I get a lot of email, but I rarely get spam due to GMail’s amazing spam filter. Of course, just because I don’t get a bunch of emails pushing Fake Rolexes and Generic Viagra doesn’t mean I don’t have a heap of advertisements in my inbox every morning. Most of those are things that I’ve opted into in one way or another: a race that I ran a year ago is expanding, a store that I used to frequent is having a sale. These messages don’t actually meet the qualifications for being characterised as ‘Spam’ or ‘Unsolicted Commercial Email (UCE),” because somewhere along the way I’ve asked to be sent this information, and that means that I found value, or thought I would find value in what that store or race director had to say.
Just the same, I have a lot of stuff in my inbox, stuff I delete without opening. Most of it is stuff I thought I would like to hear about, and sometime since the day I signed up I’ve decided that I didn’t. Many of these changes can be attributed to changes in my life; I moved to New Zealand, and am probably not going to be doing any snowy 5k’s in November, and I’m also not as interested in the specials at my favourite bike shop as I once was. But from a marketers perspective, you’d have to argue that many of these are simply missed opportunities. There are a few retailers that I regularly receive emails from whose ads never seem to spark my interest. For example, you would think that a co-operative outdoor equipment store, where I have been a member for years, would detect that I am far more likely to buy a new set of studded bike tires than a baby-jogger, but you wouldn’t know it from their emails. In fact, their emails don’t seem to be targeted at all. I counter imprecise marketing with the imprecise unsubscribe link at the bottom of each message.

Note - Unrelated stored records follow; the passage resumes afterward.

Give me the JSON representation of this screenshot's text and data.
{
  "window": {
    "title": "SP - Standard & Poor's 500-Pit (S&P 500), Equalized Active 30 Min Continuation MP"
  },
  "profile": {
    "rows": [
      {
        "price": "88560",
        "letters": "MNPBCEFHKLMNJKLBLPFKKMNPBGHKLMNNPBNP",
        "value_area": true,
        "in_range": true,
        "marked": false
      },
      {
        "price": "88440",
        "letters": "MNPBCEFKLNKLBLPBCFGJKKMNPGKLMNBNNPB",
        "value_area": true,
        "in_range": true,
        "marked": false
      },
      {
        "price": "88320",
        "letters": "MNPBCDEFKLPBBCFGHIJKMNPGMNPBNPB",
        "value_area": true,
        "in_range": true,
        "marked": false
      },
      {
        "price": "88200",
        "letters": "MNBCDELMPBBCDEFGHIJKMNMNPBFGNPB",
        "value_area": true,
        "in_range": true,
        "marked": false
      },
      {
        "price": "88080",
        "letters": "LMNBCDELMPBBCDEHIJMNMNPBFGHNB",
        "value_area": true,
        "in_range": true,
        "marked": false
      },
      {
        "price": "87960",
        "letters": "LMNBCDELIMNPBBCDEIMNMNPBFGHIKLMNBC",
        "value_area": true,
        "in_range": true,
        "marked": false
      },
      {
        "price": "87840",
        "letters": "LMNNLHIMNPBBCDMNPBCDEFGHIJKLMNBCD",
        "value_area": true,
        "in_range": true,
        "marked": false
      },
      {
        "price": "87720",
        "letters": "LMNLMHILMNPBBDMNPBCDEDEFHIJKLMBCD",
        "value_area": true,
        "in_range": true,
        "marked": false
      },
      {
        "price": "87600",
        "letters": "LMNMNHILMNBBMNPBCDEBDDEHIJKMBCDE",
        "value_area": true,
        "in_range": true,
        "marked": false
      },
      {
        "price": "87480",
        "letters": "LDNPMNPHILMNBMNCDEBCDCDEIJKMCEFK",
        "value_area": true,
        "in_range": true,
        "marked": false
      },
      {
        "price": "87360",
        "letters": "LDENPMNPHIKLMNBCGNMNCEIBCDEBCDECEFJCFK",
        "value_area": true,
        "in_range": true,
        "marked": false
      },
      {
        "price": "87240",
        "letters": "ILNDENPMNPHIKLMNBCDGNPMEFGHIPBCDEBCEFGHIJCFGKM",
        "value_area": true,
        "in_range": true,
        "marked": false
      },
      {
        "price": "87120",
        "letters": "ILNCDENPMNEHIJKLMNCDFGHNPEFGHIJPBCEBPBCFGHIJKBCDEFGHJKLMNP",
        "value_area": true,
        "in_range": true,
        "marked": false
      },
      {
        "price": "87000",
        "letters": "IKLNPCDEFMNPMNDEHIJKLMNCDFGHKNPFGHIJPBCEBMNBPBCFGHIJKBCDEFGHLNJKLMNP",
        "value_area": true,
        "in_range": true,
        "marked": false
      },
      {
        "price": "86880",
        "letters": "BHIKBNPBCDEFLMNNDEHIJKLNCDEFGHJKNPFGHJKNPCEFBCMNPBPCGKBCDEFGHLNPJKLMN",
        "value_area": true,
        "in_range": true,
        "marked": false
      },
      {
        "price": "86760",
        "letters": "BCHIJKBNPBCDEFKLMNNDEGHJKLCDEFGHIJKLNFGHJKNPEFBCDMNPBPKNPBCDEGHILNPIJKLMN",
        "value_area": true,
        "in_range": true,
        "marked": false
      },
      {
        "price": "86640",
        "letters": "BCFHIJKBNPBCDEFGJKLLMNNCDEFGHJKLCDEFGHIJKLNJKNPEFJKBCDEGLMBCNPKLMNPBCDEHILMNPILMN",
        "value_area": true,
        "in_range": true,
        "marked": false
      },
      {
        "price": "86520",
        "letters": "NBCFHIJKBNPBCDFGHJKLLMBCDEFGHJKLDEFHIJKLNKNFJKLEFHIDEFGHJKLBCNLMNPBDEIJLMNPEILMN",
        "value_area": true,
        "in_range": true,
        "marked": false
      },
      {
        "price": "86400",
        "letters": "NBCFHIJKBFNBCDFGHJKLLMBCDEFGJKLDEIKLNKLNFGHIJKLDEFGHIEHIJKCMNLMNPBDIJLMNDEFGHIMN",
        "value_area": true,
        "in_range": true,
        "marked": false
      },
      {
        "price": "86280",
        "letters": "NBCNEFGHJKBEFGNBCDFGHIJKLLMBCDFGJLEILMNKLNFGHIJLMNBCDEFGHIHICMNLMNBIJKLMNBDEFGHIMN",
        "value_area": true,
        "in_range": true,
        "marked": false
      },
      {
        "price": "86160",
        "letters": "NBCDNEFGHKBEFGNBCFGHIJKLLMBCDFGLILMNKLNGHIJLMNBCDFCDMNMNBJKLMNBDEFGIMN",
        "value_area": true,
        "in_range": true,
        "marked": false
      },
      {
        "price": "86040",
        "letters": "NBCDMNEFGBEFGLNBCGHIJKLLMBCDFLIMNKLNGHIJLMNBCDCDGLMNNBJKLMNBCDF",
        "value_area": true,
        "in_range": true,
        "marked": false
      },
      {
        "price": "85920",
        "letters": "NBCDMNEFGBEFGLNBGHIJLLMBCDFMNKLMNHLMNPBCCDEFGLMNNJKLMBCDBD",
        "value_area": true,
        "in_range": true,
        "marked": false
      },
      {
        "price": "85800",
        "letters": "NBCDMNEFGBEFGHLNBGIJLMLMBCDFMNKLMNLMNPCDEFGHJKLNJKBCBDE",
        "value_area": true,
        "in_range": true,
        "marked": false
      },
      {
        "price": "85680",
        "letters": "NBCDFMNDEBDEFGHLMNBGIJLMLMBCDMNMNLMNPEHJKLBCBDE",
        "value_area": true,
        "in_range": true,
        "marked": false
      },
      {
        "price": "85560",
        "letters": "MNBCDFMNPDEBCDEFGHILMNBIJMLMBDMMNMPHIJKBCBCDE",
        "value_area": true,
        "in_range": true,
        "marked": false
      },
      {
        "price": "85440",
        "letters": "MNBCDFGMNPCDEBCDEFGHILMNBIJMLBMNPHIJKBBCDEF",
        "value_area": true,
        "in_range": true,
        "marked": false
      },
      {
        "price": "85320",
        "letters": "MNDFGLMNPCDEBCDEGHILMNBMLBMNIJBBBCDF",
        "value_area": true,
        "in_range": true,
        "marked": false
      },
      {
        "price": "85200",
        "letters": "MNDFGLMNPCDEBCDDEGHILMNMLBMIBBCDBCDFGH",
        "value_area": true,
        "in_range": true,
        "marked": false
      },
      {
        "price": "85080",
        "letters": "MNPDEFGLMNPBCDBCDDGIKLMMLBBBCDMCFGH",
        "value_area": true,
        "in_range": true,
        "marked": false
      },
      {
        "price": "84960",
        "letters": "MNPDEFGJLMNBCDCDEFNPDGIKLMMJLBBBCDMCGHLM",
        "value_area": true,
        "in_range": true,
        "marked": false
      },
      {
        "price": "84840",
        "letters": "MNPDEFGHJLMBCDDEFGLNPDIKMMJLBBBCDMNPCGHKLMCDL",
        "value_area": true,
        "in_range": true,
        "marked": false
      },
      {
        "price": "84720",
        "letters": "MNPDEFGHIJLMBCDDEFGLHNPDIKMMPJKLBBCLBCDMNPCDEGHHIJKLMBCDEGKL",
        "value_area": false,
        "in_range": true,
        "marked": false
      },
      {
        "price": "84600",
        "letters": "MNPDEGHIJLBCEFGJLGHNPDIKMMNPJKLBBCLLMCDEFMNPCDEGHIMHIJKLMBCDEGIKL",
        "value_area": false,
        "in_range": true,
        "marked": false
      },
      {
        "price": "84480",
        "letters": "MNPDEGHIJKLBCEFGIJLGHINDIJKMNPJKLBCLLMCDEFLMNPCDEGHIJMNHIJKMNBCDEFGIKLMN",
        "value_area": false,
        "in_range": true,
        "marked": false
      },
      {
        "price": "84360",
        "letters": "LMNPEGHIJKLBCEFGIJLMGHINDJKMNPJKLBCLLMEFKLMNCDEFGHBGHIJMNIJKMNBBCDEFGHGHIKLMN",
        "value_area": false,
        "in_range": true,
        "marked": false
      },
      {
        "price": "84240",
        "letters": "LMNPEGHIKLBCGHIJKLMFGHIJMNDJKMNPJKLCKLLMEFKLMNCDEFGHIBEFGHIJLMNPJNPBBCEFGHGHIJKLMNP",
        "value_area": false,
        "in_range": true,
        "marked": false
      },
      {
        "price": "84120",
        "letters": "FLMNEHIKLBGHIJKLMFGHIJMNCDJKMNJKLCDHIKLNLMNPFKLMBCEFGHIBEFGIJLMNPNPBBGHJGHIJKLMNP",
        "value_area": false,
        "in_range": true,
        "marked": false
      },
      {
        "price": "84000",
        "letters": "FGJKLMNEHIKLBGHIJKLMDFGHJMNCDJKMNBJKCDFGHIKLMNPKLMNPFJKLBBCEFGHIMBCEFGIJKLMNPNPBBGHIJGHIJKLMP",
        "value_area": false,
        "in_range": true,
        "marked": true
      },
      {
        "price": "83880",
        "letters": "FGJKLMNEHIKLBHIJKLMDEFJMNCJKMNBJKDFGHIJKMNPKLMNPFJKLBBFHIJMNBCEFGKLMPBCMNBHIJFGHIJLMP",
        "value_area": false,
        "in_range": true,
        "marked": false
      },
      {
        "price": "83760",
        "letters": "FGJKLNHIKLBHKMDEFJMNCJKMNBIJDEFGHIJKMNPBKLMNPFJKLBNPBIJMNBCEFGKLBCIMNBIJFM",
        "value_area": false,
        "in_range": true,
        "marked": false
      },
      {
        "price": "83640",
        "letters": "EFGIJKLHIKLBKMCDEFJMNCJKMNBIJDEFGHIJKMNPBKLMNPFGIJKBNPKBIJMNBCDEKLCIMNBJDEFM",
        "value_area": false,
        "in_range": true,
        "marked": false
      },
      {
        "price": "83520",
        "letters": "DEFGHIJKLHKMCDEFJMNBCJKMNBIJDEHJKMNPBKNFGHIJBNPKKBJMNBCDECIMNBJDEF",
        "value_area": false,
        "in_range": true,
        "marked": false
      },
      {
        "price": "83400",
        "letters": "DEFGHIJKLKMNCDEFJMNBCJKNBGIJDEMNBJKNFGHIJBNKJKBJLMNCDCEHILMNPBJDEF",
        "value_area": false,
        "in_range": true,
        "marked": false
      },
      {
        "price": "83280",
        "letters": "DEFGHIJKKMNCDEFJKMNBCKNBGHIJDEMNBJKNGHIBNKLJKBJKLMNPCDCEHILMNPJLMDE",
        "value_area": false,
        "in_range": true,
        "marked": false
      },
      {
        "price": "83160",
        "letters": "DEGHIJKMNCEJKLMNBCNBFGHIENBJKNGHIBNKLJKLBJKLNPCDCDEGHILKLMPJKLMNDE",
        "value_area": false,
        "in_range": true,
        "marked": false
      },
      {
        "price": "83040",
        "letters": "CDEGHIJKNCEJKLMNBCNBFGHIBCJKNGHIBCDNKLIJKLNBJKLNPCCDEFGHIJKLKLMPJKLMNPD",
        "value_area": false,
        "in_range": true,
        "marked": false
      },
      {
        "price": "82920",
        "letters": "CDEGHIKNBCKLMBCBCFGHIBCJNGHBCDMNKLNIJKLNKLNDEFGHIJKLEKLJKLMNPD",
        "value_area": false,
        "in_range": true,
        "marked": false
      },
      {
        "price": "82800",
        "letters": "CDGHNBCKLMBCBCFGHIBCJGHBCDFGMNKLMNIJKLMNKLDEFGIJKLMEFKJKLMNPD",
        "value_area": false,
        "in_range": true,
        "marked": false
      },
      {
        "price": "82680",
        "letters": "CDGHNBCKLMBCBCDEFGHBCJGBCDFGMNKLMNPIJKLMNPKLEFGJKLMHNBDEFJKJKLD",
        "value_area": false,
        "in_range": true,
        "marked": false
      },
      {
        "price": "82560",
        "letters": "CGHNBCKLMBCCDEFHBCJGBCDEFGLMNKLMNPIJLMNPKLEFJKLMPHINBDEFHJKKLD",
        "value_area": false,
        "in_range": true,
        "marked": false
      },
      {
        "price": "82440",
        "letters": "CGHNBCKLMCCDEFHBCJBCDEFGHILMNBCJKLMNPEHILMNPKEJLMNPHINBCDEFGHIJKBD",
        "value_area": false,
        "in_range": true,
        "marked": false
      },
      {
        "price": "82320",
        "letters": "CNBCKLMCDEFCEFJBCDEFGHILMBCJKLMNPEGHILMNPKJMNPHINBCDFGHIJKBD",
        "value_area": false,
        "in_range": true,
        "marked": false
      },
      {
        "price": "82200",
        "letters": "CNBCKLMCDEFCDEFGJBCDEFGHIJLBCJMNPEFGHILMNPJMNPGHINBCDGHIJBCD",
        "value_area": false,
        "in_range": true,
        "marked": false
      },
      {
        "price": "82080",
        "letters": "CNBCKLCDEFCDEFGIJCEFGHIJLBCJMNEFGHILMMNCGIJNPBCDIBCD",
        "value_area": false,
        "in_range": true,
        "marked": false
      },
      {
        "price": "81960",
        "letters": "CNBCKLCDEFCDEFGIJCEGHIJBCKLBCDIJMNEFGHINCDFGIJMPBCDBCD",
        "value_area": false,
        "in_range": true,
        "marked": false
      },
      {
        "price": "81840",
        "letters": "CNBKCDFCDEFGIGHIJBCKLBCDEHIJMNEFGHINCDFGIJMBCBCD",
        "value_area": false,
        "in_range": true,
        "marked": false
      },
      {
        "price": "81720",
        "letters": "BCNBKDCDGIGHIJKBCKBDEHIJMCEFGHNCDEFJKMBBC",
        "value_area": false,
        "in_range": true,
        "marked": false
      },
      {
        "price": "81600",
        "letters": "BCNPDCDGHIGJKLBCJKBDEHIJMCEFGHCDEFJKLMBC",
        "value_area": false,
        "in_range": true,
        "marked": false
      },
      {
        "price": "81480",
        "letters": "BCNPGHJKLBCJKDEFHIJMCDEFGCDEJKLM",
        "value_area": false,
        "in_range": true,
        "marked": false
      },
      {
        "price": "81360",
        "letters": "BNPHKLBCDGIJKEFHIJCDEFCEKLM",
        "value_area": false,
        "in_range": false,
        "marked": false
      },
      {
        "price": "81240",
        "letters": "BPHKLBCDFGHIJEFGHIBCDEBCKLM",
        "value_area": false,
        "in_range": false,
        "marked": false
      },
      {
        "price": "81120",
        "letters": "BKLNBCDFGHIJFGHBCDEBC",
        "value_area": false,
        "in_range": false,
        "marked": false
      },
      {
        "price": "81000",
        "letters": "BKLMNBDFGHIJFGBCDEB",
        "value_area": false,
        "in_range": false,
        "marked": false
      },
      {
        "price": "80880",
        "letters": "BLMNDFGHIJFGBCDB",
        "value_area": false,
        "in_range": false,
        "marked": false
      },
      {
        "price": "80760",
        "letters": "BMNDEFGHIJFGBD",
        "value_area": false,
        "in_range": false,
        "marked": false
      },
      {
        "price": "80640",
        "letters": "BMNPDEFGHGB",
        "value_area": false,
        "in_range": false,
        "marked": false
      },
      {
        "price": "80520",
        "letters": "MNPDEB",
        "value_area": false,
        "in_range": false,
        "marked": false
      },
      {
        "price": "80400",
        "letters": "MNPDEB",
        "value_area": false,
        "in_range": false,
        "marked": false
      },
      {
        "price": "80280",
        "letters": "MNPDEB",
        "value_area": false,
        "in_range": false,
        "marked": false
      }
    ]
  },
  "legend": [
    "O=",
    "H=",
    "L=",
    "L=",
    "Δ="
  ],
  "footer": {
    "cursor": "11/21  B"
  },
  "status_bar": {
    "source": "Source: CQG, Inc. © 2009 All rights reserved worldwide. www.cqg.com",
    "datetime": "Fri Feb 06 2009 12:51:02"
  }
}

I’ve often thought this blunt-force direct email to be a squandered marketing opportunity, because all that customer history is probably sitting in the same database that is feeding addresses to the email server. But today, my partner Julie amazed me when she showed me an email she received from our local supermarket, Church Corner Countdown (of recent Apple v. Woolies logo dispute fame.) They use the same kind of rewards/loyalty card scheme that has made all our wallets thick with plastic. The idea is pretty simple; I save a few cents for being a “member” and the store gathers information about the sort of thing people like to buy. I used to be a developer at a company that made marketing analytics and reporting software, so there’s certainly tonnes of value in that data. But for some reason that data isn’t ever used to directly market back to the customer. Today Julie’s email proved it can be done, as Countdown provided some genuinely useful commercial email marketing. The email pictures of a number of items that we often buy, with photos and prices, and it notes that we could save $9.29 total if we bought the lot. They also provide a link to get more specials on other things we buy, again, based on our spending habits. The whole system is pretty straightforward and intuitive, and a little box tells me how much I’ve saved so far this year by buying items on special.
Granted, I can’t hide my obsession with Bagel Crisps from Julie any more, but it’s good to know when I can buy them.